To improve the performance, compiler optimizes the code while compilation. Compiler inline optimization and common subexpression elimination are discussed here. The assembly code is given for further clarifications. Compiler does these optimizations on the basis of a cost/benefit calculation.
Compiler used GCC 4.4.3
Code inlining
Code inlining embeds the functions body in the caller. This eliminates call and return steps and helps to put some extra optimization in both codes.
Lets see the difference.
Compile opt1.c with and without optimization to generate assembly code.
opt1.c
-------
int sqr(int x)
{
return x*x;
}
main()
{
printf("%d\n", sqr(10));
}
Without optimization
$ cc -S opt1.c -o wout_opt1.s
With optimization
$ cc -S -O3 opt1.c -o with_opt1.s
Compare both files. The function call to sqr in wout_opt1.s is replaced with its value in with_opt1.s. The corresponding lines are darkened.
wout_opt1.s
-------------
main:
pushl %ebp
movl %esp, %ebp
andl $-16, %esp
subl $16, %esp
movl $10, (%esp)
call sqrc
movl %eax, 4(%esp)
movl $.LC0, (%esp)
call printf
leave
ret
with_opt1.s
-----------
main:
pushl %ebp
movl %esp, %ebp
andl $-16, %esp
subl $16, %esp
movl $100, 4(%esp)
movl $.LC0, (%esp)
call printf
leave
ret
But the code for sqr remains in both .s file because it could be referenced by some other functions where inline optimization can’t be applied. Only the linker can detect and remove unreferenced functions.

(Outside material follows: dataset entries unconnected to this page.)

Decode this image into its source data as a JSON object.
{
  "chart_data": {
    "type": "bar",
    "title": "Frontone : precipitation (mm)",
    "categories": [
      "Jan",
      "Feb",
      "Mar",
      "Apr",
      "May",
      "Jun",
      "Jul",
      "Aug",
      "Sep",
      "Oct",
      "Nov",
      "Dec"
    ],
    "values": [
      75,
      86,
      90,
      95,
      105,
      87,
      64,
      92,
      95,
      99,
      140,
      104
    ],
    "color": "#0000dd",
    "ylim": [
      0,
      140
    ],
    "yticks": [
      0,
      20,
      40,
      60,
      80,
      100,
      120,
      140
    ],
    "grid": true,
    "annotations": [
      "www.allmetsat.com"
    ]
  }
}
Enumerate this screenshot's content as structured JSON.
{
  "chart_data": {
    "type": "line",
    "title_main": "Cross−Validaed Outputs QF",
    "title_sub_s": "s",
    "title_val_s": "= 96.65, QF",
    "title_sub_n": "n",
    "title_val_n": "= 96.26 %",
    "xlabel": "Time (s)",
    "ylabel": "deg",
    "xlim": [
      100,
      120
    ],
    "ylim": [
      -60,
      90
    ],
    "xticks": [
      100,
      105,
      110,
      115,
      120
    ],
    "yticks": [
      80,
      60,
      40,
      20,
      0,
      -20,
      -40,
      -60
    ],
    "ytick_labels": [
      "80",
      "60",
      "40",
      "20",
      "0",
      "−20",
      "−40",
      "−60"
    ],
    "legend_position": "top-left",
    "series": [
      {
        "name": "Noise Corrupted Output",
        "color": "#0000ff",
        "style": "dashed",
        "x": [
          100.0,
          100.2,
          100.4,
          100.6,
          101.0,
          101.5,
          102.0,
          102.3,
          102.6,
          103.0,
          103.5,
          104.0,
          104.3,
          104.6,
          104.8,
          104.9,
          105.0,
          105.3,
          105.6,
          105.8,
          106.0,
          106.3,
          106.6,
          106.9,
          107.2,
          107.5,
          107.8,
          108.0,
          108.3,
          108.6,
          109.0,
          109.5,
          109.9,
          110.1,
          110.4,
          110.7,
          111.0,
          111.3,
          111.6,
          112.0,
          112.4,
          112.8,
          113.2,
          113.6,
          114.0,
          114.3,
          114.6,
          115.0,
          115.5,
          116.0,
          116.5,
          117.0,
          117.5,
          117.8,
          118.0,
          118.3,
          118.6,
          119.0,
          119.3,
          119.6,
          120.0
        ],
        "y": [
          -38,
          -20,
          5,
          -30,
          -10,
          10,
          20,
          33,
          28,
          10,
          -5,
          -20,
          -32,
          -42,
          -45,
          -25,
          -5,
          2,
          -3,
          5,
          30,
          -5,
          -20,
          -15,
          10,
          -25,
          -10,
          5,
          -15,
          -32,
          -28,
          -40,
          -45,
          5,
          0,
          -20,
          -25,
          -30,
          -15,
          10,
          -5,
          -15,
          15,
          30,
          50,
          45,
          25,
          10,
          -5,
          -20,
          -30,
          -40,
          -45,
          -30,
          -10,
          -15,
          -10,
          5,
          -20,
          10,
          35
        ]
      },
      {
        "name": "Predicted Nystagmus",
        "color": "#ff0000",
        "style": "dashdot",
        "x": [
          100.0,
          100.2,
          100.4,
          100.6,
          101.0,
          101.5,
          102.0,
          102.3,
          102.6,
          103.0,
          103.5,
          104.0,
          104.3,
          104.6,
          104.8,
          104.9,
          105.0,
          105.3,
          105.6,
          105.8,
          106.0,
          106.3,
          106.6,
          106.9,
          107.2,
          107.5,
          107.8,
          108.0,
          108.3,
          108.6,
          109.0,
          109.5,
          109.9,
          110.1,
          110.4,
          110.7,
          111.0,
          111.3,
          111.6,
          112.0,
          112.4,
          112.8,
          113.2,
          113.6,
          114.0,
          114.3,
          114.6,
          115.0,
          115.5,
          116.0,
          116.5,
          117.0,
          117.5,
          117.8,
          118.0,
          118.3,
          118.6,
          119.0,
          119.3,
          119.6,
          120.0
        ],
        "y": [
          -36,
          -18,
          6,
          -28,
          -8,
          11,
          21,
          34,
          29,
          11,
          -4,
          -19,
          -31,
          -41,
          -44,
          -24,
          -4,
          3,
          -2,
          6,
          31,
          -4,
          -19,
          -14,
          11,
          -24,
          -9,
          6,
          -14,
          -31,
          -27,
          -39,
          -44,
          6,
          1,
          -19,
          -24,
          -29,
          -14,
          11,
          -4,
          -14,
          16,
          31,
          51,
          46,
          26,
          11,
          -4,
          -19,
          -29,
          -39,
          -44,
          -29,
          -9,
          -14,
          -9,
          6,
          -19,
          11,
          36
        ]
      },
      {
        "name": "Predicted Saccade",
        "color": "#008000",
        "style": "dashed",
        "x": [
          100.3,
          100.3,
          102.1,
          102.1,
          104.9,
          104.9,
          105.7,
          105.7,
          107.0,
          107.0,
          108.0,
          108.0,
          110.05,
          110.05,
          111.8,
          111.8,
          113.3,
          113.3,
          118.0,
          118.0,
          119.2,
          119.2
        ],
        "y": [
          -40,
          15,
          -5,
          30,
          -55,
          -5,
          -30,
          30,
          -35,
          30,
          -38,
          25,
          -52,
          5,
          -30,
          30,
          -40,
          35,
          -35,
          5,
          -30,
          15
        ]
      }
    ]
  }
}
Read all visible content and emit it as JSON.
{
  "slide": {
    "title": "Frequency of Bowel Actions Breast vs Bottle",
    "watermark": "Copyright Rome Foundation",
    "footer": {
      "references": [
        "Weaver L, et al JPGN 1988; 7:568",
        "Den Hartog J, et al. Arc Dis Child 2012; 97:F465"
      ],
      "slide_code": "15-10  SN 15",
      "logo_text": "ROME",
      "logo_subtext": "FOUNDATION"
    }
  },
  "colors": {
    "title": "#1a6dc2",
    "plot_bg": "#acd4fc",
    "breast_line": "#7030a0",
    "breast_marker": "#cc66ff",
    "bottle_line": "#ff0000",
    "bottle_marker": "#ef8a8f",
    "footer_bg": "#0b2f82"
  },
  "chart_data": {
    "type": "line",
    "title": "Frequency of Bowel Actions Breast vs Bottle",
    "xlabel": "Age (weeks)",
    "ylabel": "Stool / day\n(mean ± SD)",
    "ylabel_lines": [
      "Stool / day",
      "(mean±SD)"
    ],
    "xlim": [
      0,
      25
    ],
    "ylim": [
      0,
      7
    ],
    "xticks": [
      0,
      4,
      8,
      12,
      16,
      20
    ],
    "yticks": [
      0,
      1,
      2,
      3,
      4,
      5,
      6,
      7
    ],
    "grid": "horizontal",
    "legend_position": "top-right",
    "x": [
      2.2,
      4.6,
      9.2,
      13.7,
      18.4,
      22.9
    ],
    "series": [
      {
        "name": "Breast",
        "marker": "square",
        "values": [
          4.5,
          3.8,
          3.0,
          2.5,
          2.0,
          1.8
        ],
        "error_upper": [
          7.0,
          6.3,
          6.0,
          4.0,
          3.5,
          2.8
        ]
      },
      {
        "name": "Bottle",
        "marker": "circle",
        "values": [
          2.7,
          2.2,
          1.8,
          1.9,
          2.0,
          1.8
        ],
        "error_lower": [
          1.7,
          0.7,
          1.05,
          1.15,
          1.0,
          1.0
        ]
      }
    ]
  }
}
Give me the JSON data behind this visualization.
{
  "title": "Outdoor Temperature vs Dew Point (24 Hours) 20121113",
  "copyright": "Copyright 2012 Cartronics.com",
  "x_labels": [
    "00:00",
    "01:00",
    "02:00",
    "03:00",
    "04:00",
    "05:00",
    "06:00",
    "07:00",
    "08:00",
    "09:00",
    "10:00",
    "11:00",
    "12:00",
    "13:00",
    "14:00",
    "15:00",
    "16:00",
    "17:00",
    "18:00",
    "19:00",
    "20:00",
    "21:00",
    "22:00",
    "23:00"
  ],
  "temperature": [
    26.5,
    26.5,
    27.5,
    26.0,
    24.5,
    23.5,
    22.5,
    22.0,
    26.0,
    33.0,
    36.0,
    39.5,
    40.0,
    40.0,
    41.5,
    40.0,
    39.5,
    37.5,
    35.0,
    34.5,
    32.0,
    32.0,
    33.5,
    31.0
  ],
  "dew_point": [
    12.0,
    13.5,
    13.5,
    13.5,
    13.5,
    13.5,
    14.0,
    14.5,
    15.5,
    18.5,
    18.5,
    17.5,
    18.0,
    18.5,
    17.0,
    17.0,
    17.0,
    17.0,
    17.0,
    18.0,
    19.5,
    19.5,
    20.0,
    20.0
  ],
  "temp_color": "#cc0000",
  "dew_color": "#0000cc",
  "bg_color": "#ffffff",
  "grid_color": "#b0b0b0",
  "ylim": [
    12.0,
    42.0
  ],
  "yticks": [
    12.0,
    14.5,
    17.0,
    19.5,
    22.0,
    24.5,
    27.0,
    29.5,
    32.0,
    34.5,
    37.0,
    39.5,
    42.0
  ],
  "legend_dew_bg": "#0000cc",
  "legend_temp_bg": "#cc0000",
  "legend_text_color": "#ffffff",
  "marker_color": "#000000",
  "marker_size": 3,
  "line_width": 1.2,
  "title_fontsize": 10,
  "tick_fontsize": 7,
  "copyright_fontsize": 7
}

In inlining, the value of the function is found while compilation instead of runtime. Call instruction is replaced by a move instruction which loads the immediate value to the required location. An immediate value($100) equivalent to function sqr can be seen here and the call statement removed.
Common subexpression elimination
Compiler scans the code and finds identical subexpressions. These are evaluated only once and replaced with a single variable holding its value.
For example, take opt2.c
opt2.c
-------
main()
{
int i, j, k, r;
scanf("%d%d", &i, &j);
k = i + j + 10;
r = i + j + 30;
printf("%d %d\n", k, r);
}
opt2.c has the subexpression i + j.
Compile opt2.c with and without optimization
Without
$ cc -S opt2.c -o wout_opt2.s
With
$ cc -O3 -S opt2.c -o with_opt2.s
wout_opt2.s
------------
main:
pushl %ebp
movl %esp, %ebp
andl $-16, %esp
subl $32, %esp
leal 24(%esp), %eax
movl %eax, 8(%esp)
leal 28(%esp), %eax
movl %eax, 4(%esp)
movl $.LC0, (%esp)
call scanf
movl 28(%esp), %edx
movl 24(%esp), %eax
leal (%edx,%eax), %eax
addl $10, %eax
movl %eax, 20(%esp)
movl 28(%esp), %edx
movl 24(%esp), %eax
leal (%edx,%eax), %eax
addl $30, %eax
movl %eax, 16(%esp)
movl 16(%esp), %eax
movl %eax, 8(%esp)
movl 20(%esp), %eax
movl %eax, 4(%esp)
movl $.LC1, (%esp)
call printf
leave
ret
with_opt2.s
------------
main:
same as above
call scanf
movl 24(%esp), %eax
addl 28(%esp), %eax
movl $.LC1, (%esp)
leal 30(%eax), %edx
addl $10, %eax
movl %edx, 8(%esp)
movl %eax, 4(%esp)
call printf
leave
ret
In wout_opt2.s, two variables are read as usual. The value i + j is calculated in two places to add with 10 and 30. leal (%edx,%eax), %eax is to add i and j. Evaluating the expression twice wastes CPU time.
In optimized with_opt2.s, the first value read is stored in eax. It gets added with the value read next. Now eax the value of i + j. leal adds 30 to it and stores in edx. addl adds 10 and eax.
Common subexpression elimination is a powerful technique to optimize code performance. Programmers can eliminate such subexpressions while coding. But there will be compiler generated expressions for array index calculation, macro expansion etc. A programmer can’t do optimization in this level. These are the cases where a compiler does its trick to improve performance.